Wielu z nas nieobce jest pojęcie „negatywnej energii”, której nosicielami mogą być zarówno przedmioty, pomieszczenia, jak i ludzie. Jak sama nazwa wskazuje, ma ona zły wpływ na człowieka, gdyż przez nią czujemy się zmęczeni, poirytowani, rozdrażnieni… Nieobce są nam metody mistrzów feng shui, ale my przedstawimy wam ludowe sposoby.

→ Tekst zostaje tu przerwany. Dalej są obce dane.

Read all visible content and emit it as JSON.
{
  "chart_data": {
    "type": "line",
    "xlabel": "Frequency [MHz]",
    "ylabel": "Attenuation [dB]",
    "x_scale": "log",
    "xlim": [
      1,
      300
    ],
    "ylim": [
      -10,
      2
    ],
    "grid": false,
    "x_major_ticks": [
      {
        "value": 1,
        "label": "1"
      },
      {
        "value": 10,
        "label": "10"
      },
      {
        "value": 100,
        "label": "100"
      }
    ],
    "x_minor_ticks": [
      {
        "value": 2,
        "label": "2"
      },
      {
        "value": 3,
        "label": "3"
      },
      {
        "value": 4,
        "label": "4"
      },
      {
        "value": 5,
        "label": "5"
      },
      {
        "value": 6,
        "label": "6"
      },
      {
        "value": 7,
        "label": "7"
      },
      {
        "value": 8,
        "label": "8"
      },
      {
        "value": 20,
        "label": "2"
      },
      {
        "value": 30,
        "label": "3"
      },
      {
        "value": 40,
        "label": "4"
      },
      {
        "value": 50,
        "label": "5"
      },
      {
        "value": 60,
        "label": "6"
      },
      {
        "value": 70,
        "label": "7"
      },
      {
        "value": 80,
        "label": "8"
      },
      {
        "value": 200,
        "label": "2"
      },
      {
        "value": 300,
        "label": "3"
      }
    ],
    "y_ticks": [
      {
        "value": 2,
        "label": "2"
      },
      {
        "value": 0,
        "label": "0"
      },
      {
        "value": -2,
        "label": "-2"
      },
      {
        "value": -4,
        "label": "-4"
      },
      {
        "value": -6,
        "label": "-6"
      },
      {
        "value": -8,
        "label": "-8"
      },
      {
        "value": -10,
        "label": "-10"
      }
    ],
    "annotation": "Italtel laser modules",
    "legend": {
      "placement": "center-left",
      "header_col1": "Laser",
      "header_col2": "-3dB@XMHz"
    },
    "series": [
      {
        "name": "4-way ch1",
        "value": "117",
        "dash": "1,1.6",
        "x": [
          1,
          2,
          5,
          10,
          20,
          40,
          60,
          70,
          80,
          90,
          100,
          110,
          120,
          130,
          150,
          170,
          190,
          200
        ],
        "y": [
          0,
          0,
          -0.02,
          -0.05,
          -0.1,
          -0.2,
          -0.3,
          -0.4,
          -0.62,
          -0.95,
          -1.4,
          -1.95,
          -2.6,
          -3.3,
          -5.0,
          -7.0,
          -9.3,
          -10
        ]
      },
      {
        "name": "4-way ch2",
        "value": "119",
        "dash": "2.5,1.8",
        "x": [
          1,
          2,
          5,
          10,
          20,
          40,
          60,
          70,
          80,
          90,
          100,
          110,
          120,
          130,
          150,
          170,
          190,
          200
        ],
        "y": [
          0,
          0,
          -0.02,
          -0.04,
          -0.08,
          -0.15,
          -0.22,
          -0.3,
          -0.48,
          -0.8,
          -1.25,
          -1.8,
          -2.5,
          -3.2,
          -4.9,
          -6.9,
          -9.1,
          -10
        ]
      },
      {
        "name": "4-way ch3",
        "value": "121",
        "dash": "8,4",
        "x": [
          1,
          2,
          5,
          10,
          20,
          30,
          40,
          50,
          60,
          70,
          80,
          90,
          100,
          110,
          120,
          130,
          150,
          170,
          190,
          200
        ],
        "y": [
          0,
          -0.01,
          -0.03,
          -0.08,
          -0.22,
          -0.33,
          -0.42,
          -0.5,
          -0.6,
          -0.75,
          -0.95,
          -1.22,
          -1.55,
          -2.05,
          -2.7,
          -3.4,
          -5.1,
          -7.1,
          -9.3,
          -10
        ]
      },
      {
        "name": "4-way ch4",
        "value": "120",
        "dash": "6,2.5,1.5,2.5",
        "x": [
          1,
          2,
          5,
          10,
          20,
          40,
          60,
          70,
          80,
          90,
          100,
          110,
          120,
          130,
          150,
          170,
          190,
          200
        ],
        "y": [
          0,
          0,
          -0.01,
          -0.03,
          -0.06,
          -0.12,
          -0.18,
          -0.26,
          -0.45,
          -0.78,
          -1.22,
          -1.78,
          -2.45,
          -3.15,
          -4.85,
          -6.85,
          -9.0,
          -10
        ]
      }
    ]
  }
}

Tworzymy roztwór wody z octem. Do niego wsypujemy sól, ale jej nie rozpuszczamy i pozwalamy opaść swobodnie na dno. Najlepiej, gdyby pojemnik lub naczynie było ze szkła i przezroczyste. Miksturę ustawiamy w miejscu, które wprawia nas w najgorsze stany na 24 godziny i czekamy na efekty…
Po tym czasie trzeba sprawdzić, czy kryształki soli wypłynęły na wierzch. W takim przypadku proces należy powtórzyć do momentu, aż sól pozostanie przez cały okres oczyszczania na dnie. To pozwala stwierdzić, że w domu nie ma żadnej negatywnej energii.
Wiele jest terapii solnych, które mają podobne działanie, jak chociażby głaskanie kota czy aromaterapia. Koty doskonale usuwają złą energię ze swojego otoczenia.
Solne skały, czy lampy z kloszem wykonanym z tego materiału, wspomagają pracę układu oddechowego i pochłaniają złą energię. Czemu także tego nie wypróbować?